User interaction. The User is presented with the option to carry out a word search, a menu search, or an expert system search. The expert system choice presents the User with a sequence of questions, with Yes/No/Skip options to arrive at a list of Probable Causes. The User can get further details of each selected Cause to verify the diagnosis. The User can also backtrack the questioning process and alter the Y/N/S entries.

The process. An "Yes" answer eliminates all Causes which have been entered with a "No" relationship to the Alteration question. A "No" answer eliminates all Causes which have been entered with a "Yes" relationship to the Alteration question. The program chooses questioning priority by selecting Alteration with highest number of "Y" relationships. The program also eliminates all Alteration questions, which have "Y" relationships only to eliminated Causes. When there are less than 4 remaining Causes, the program presents a list of Probable Causes.

Unlimited rules. Since it is not necessary to design complex reasoning chains, there is no theoretical limit to the size of the database which can be handled by the IA system. Each Cause is eliminated based on a logical relationship. Such logical relationships are entered as "rules" in the traditional expert system. While such systems will be prone to error when the number of rules exceed a thousand, the IA system can accurately work with even a hundred thousand rules. This opens the possibility of using AI in voluminous subjects which have never been attempted because of the complexity of rule based expert systems.

Uncertainty. An extremely powerful part of the program is its ability to handle questions which may or may not have an impact on the outcome. A particular symptom may or may not be present for a disease. The program will still eliminate those diseases which have a positive or negative impact, depending on the answer. In spite of the uncertainty, the elimination proceeds with power. The ability to deal logically with uncertainty is an exceptional feature, which is not present in any other type of computer based logic.

Stupid questions. If an answer clearly indicates the absence of a related disease, a further question which indicates the disease is called a "stupid question". Traditional expert systems struggle with the problem of trying to avoid stupid questions. In the IA system, when a Cause is eliminated, the program also eliminates any Alteration question which has a "Y" relationship only to the Cause.

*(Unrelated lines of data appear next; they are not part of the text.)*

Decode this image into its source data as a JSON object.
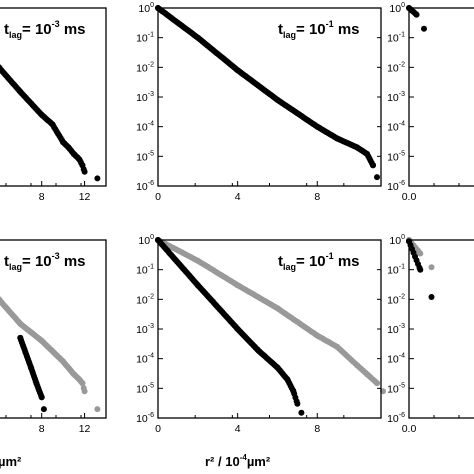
{
  "figure": {
    "xlabel": {
      "text": "r²  / 10",
      "exponent": "-4",
      "unit": "µm²"
    },
    "xlabel_partial": "µm²"
  },
  "chart_data": [
    {
      "id": "top-left",
      "type": "scatter",
      "yscale": "log",
      "annotation": {
        "prefix": "t",
        "sub": "lag",
        "mid": "= 10",
        "exp": "-3",
        "suffix": " ms"
      },
      "xlim": [
        0,
        14
      ],
      "ylim": [
        1e-06,
        1
      ],
      "xticks": [
        8,
        12
      ],
      "xtick_labels": [
        "8",
        "12"
      ],
      "yticks": [],
      "ytick_labels": [],
      "series": [
        {
          "color": "#000000",
          "points": [
            [
              4,
              0.01
            ],
            [
              6,
              0.0015
            ],
            [
              8,
              0.00025
            ],
            [
              9,
              0.00012
            ],
            [
              10,
              3e-05
            ],
            [
              10.5,
              2e-05
            ],
            [
              11,
              1.2e-05
            ],
            [
              11.5,
              8e-06
            ],
            [
              11.8,
              5e-06
            ],
            [
              12,
              3e-06
            ],
            [
              13.2,
              1.8e-06
            ]
          ],
          "step": 0.12
        }
      ]
    },
    {
      "id": "top-middle",
      "type": "scatter",
      "yscale": "log",
      "annotation": {
        "prefix": "t",
        "sub": "lag",
        "mid": "= 10",
        "exp": "-1",
        "suffix": " ms"
      },
      "xlim": [
        0,
        11.2
      ],
      "ylim": [
        1e-06,
        1
      ],
      "xticks": [
        0,
        4,
        8
      ],
      "xtick_labels": [
        "0",
        "4",
        "8"
      ],
      "yticks": [
        1,
        0.1,
        0.01,
        0.001,
        0.0001,
        1e-05,
        1e-06
      ],
      "ytick_labels": [
        {
          "b": "10",
          "e": "0"
        },
        {
          "b": "10",
          "e": "-1"
        },
        {
          "b": "10",
          "e": "-2"
        },
        {
          "b": "10",
          "e": "-3"
        },
        {
          "b": "10",
          "e": "-4"
        },
        {
          "b": "10",
          "e": "-5"
        },
        {
          "b": "10",
          "e": "-6"
        }
      ],
      "series": [
        {
          "color": "#000000",
          "points": [
            [
              0,
              1
            ],
            [
              2,
              0.1
            ],
            [
              4,
              0.008
            ],
            [
              6,
              0.0008
            ],
            [
              8,
              0.0001
            ],
            [
              9,
              4e-05
            ],
            [
              10,
              2e-05
            ],
            [
              10.5,
              1.2e-05
            ],
            [
              10.8,
              5e-06
            ],
            [
              11,
              2e-06
            ]
          ],
          "step": 0.06
        }
      ]
    },
    {
      "id": "top-right",
      "type": "scatter",
      "yscale": "log",
      "xlim": [
        0,
        2
      ],
      "ylim": [
        1e-06,
        1
      ],
      "xticks": [
        0
      ],
      "xtick_labels": [
        "0.0"
      ],
      "yticks": [
        1,
        0.1,
        0.01,
        0.001,
        0.0001,
        1e-05,
        1e-06
      ],
      "ytick_labels": [
        {
          "b": "10",
          "e": "0"
        },
        {
          "b": "10",
          "e": "-1"
        },
        {
          "b": "10",
          "e": "-2"
        },
        {
          "b": "10",
          "e": "-3"
        },
        {
          "b": "10",
          "e": "-4"
        },
        {
          "b": "10",
          "e": "-5"
        },
        {
          "b": "10",
          "e": "-6"
        }
      ],
      "series": [
        {
          "color": "#000000",
          "points": [
            [
              0,
              1
            ],
            [
              0.1,
              0.6
            ],
            [
              0.2,
              0.2
            ]
          ],
          "step": 0.02
        }
      ]
    },
    {
      "id": "bottom-left",
      "type": "scatter",
      "yscale": "log",
      "annotation": {
        "prefix": "t",
        "sub": "lag",
        "mid": "= 10",
        "exp": "-3",
        "suffix": " ms"
      },
      "xlim": [
        0,
        14
      ],
      "ylim": [
        1e-06,
        1
      ],
      "xticks": [
        8,
        12
      ],
      "xtick_labels": [
        "8",
        "12"
      ],
      "yticks": [],
      "ytick_labels": [],
      "series": [
        {
          "color": "#999999",
          "points": [
            [
              4,
              0.01
            ],
            [
              6,
              0.0015
            ],
            [
              8,
              0.0004
            ],
            [
              10,
              8e-05
            ],
            [
              11,
              3e-05
            ],
            [
              11.5,
              2e-05
            ],
            [
              11.8,
              1.5e-05
            ],
            [
              12,
              8e-06
            ],
            [
              13.2,
              2e-06
            ]
          ],
          "step": 0.12
        },
        {
          "color": "#000000",
          "points": [
            [
              6,
              0.0005
            ],
            [
              7,
              5e-05
            ],
            [
              7.5,
              1.5e-05
            ],
            [
              8,
              5e-06
            ],
            [
              8.2,
              2e-06
            ]
          ],
          "step": 0.08
        }
      ]
    },
    {
      "id": "bottom-middle",
      "type": "scatter",
      "yscale": "log",
      "annotation": {
        "prefix": "t",
        "sub": "lag",
        "mid": "= 10",
        "exp": "-1",
        "suffix": " ms"
      },
      "xlim": [
        0,
        11.2
      ],
      "ylim": [
        1e-06,
        1
      ],
      "xticks": [
        0,
        4,
        8
      ],
      "xtick_labels": [
        "0",
        "4",
        "8"
      ],
      "yticks": [
        1,
        0.1,
        0.01,
        0.001,
        0.0001,
        1e-05,
        1e-06
      ],
      "ytick_labels": [
        {
          "b": "10",
          "e": "0"
        },
        {
          "b": "10",
          "e": "-1"
        },
        {
          "b": "10",
          "e": "-2"
        },
        {
          "b": "10",
          "e": "-3"
        },
        {
          "b": "10",
          "e": "-4"
        },
        {
          "b": "10",
          "e": "-5"
        },
        {
          "b": "10",
          "e": "-6"
        }
      ],
      "series": [
        {
          "color": "#999999",
          "points": [
            [
              0,
              1
            ],
            [
              2,
              0.2
            ],
            [
              4,
              0.03
            ],
            [
              6,
              0.005
            ],
            [
              8,
              0.0006
            ],
            [
              9,
              0.00025
            ],
            [
              10,
              6e-05
            ],
            [
              10.5,
              3e-05
            ],
            [
              11,
              1.5e-05
            ],
            [
              11.3,
              8e-06
            ]
          ],
          "step": 0.1
        },
        {
          "color": "#000000",
          "points": [
            [
              0,
              1
            ],
            [
              2,
              0.03
            ],
            [
              4,
              0.001
            ],
            [
              5,
              0.0002
            ],
            [
              6,
              5e-05
            ],
            [
              6.5,
              2e-05
            ],
            [
              6.8,
              8e-06
            ],
            [
              7,
              3e-06
            ],
            [
              7.2,
              1.5e-06
            ]
          ],
          "step": 0.06
        }
      ]
    },
    {
      "id": "bottom-right",
      "type": "scatter",
      "yscale": "log",
      "xlim": [
        0,
        2
      ],
      "ylim": [
        1e-06,
        1
      ],
      "xticks": [
        0
      ],
      "xtick_labels": [
        "0.0"
      ],
      "yticks": [
        1,
        0.1,
        0.01,
        0.001,
        0.0001,
        1e-05,
        1e-06
      ],
      "ytick_labels": [
        {
          "b": "10",
          "e": "0"
        },
        {
          "b": "10",
          "e": "-1"
        },
        {
          "b": "10",
          "e": "-2"
        },
        {
          "b": "10",
          "e": "-3"
        },
        {
          "b": "10",
          "e": "-4"
        },
        {
          "b": "10",
          "e": "-5"
        },
        {
          "b": "10",
          "e": "-6"
        }
      ],
      "series": [
        {
          "color": "#999999",
          "points": [
            [
              0,
              1
            ],
            [
              0.15,
              0.35
            ],
            [
              0.3,
              0.12
            ]
          ],
          "step": 0.02
        },
        {
          "color": "#000000",
          "points": [
            [
              0,
              0.9
            ],
            [
              0.15,
              0.1
            ],
            [
              0.3,
              0.012
            ]
          ],
          "step": 0.02
        }
      ]
    }
  ]
}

So, the program will never ask a stupid question and the expert does not need to design the program to cover this eventuality.

Commercial value and optimal size. Speedy access to data has a commercial value in all those areas where people routinely use computers. Expert systems which use IA can provide a third level of help for commercial computer programs. The experience of the author is that expert systems, which solve problems in other areas, require an optimal size to be of value. They should not appear to be toys. Speedy access to all the information in a 400 page manual may not enthuse users. They may consider such information to be basic. A 3000 page data base may be considered more useful. In India, Constitutional Law can be summed up in about 400 pages. Related case laws may cover 10,000 pages. A law practitioner may consider the extraction of a Constitutional Law Provision as too basic, but would value the extraction of a related Case Law. An expert system may be planned only for areas of commercial value and should be of optimal size.

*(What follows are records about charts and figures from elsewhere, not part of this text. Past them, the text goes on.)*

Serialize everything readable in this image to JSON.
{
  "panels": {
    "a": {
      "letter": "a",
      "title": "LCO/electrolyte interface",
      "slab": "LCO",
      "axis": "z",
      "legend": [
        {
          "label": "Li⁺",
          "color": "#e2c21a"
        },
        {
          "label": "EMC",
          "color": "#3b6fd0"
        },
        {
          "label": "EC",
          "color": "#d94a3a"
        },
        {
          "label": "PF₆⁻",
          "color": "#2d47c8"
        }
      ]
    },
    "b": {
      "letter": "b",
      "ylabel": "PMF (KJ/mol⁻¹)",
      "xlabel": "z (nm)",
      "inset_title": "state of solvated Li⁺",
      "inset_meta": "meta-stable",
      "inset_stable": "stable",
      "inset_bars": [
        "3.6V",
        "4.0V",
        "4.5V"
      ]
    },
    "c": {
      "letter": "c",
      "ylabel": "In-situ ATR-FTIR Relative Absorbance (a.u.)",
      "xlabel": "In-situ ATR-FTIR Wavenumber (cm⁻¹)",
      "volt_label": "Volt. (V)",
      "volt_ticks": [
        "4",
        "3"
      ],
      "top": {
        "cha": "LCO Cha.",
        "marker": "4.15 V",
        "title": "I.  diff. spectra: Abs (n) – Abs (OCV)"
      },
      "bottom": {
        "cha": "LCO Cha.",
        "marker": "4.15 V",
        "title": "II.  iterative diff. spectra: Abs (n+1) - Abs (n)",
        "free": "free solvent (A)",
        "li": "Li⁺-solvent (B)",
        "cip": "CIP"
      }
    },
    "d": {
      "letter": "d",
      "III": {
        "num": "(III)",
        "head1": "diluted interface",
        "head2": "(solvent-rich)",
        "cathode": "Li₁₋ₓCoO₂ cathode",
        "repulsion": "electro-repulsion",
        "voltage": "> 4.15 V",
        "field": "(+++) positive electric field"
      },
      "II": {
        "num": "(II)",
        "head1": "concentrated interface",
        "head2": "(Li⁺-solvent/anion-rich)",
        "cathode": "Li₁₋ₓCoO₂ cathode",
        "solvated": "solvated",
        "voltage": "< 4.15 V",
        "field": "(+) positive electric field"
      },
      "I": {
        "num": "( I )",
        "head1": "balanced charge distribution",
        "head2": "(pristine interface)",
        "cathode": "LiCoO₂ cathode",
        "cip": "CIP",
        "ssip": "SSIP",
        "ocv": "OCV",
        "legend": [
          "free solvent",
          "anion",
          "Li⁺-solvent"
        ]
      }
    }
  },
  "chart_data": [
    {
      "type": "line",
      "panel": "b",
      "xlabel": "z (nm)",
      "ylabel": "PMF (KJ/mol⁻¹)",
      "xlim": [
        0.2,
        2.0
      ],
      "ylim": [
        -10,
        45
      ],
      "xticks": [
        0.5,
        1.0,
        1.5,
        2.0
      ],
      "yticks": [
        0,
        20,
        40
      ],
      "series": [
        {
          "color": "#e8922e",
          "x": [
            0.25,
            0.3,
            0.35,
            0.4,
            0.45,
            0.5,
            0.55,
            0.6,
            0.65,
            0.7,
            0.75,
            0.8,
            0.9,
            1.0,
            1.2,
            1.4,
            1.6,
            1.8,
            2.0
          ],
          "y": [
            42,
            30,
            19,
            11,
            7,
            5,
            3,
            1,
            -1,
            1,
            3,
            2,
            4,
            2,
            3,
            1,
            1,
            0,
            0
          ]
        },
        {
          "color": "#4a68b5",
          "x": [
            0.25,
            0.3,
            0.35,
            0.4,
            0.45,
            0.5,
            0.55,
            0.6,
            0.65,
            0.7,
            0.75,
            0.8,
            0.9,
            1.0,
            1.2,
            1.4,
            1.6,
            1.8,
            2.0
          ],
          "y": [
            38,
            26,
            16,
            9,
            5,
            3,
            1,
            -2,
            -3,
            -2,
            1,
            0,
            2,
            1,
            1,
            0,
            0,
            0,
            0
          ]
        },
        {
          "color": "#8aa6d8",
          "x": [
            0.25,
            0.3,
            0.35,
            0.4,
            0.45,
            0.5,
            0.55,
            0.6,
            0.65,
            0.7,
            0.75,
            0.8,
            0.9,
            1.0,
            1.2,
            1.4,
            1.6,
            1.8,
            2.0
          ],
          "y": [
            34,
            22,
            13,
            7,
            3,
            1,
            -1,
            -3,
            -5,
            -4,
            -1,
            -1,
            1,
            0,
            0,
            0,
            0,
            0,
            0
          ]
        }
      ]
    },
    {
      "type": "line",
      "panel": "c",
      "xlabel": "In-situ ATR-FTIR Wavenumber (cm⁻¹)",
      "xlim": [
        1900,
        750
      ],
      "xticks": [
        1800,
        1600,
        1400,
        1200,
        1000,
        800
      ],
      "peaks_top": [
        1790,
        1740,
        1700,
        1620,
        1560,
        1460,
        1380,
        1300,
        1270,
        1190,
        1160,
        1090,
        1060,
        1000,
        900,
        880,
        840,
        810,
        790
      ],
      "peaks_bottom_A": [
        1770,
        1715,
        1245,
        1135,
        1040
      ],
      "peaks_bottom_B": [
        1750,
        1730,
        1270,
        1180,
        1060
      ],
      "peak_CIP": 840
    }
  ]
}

Unrealized potential. AI researchers have tended to focus on the need for codification of knowledge from experts. But in all commercially viable fields in today's world, expertise is already recorded in research papers, reference books and manuals. It is more practical to design an expert system from published data and use the expert only to verify the accuracy of the data and the acceptability of the questions. The lack of availability of a wide range of expert systems for public use is a clear indication of the rule size limitations, complexity and impracticality of current rule based expert systems. There is an urgent need for the use of practical AI solutions in thousands of areas for problems which people encounter in their daily lives.